Washington: President Donald Trump vetoed a bill on Friday that would have gradually ended the use of large-mesh drift gillnets deployed exclusively in federal waters off the coast of California, saying such legislation would increase reliance on imported seafood and worsen a multibillion-dollar seafood trade deficit.
Trump also said in his veto message to the Senate that the legislation sponsored by Sens. Dianne Feinstein, D-Calif., and Shelley Moore Capito, R-W.Va., "will not achieve its purported conservation benefits."
Trump vetoed the fishing bill as the Republican-controlled Senate followed the Democratic-led House and voted to overturn his earlier veto of the annual defense policy bill, enacting it into law despite Trump's objections.

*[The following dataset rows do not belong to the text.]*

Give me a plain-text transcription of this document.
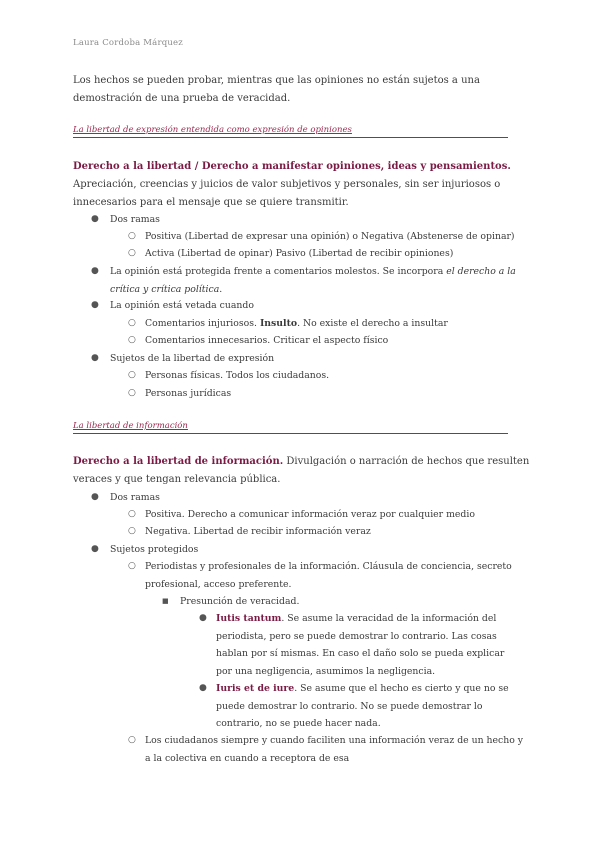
Laura Cordoba Márquez
Los hechos se pueden probar, mientras que las opiniones no están sujetos a una demostración de una prueba de veracidad.
La libertad de expresión entendida como expresión de opiniones
Derecho a la libertad / Derecho a manifestar opiniones, ideas y pensamientos. Apreciación, creencias y juicios de valor subjetivos y personales, sin ser injuriosos o innecesarios para el mensaje que se quiere transmitir.
● Dos ramas
○ Positiva (Libertad de expresar una opinión) o Negativa (Abstenerse de opinar)
○ Activa (Libertad de opinar) Pasivo (Libertad de recibir opiniones)
● La opinión está protegida frente a comentarios molestos. Se incorpora el derecho a la crítica y crítica política.
● La opinión está vetada cuando
○ Comentarios injuriosos. Insulto. No existe el derecho a insultar
○ Comentarios innecesarios. Criticar el aspecto físico
● Sujetos de la libertad de expresión
○ Personas físicas. Todos los ciudadanos.
○ Personas jurídicas
La libertad de información
Derecho a la libertad de información. Divulgación o narración de hechos que resulten veraces y que tengan relevancia pública.
● Dos ramas
○ Positiva. Derecho a comunicar información veraz por cualquier medio
○ Negativa. Libertad de recibir información veraz
● Sujetos protegidos
○ Periodistas y profesionales de la información. Cláusula de conciencia, secreto profesional, acceso preferente.
■ Presunción de veracidad.
● Iutis tantum. Se asume la veracidad de la información del periodista, pero se puede demostrar lo contrario. Las cosas hablan por sí mismas. En caso el daño solo se pueda explicar por una negligencia, asumimos la negligencia.
● Iuris et de iure. Se asume que el hecho es cierto y que no se puede demostrar lo contrario. No se puede demostrar lo contrario, no se puede hacer nada.
○ Los ciudadanos siempre y cuando faciliten una información veraz de un hecho y a la colectiva en cuando a receptora de esa
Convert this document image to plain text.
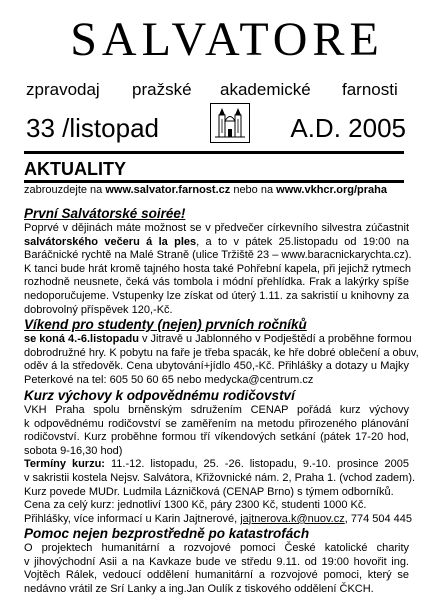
SALVATORE
zpravodaj pražské akademické farnosti
33 /listopad	A.D. 2005
AKTUALITY
zabrouzdejte na www.salvator.farnost.cz nebo na www.vkhcr.org/praha
První Salvátorské soirée!
Poprvé v dějinách máte možnost se v předvečer církevního silvestra zúčastnit
salvátorského večeru á la ples, a to v pátek 25.listopadu od 19:00 na
Baráčnické rychtě na Malé Straně (ulice Tržiště 23 – www.baracnickarychta.cz).
K tanci bude hrát kromě tajného hosta také Pohřební kapela, při jejichž rytmech
rozhodně neusnete, čeká vás tombola i módní přehlídka. Frak a lakýrky spíše
nedoporučujeme. Vstupenky lze získat od úterý 1.11. za sakristií u knihovny za
dobrovolný příspěvek 120,-Kč.
Víkend pro studenty (nejen) prvních ročníků
se koná 4.-6.listopadu v Jitravě u Jablonného v Podještědí a proběhne formou
dobrodružné hry. K pobytu na faře je třeba spacák, ke hře dobré oblečení a obuv,
oděv á la středověk. Cena ubytování+jídlo 450,-Kč. Přihlášky a dotazy u Majky
Peterkové na tel: 605 50 60 65 nebo medycka@centrum.cz
Kurz výchovy k odpovědnému rodičovství
VKH Praha spolu brněnským sdružením CENAP pořádá kurz výchovy
k odpovědnému rodičovství se zaměřením na metodu přirozeného plánování
rodičovství. Kurz proběhne formou tří víkendových setkání (pátek 17-20 hod,
sobota 9-16,30 hod)
Termíny kurzu: 11.-12. listopadu, 25. -26. listopadu, 9.-10. prosince 2005
v sakristii kostela Nejsv. Salvátora, Křižovnické nám. 2, Praha 1. (vchod zadem).
Kurz povede MUDr. Ludmila Lázničková (CENAP Brno) s týmem odborníků.
Cena za celý kurz: jednotliví 1300 Kč, páry 2300 Kč, studenti 1000 Kč.
Přihlášky, více informací u Karin Jajtnerové, jajtnerova.k@nuov.cz, 774 504 445
Pomoc nejen bezprostředně po katastrofách
O projektech humanitární a rozvojové pomoci České katolické charity
v jihovýchodní Asii a na Kavkaze bude ve středu 9.11. od 19:00 hovořit ing.
Vojtěch Rálek, vedoucí oddělení humanitární a rozvojové pomoci, který se
nedávno vrátil ze Srí Lanky a ing.Jan Oulík z tiskového oddělení ČKCH.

The fishing bill's sponsors said large-mesh drift gillnets, which measure between 1.6 kilometers and 2.4 kilometers long and can extend 60.9 meters below the surface of the ocean, are left in the waters overnight to catch swordfish and thresher sharks. But they said at least 60 other marine species - including whales, dolphins and sea lions - can also become entangled in the nets, where they are injured or die.
It is illegal to use these nets in US territorial waters of the Atlantic Ocean and the Gulf of Mexico, and off the coasts of Washington state, Oregon, Alaska and Hawaii.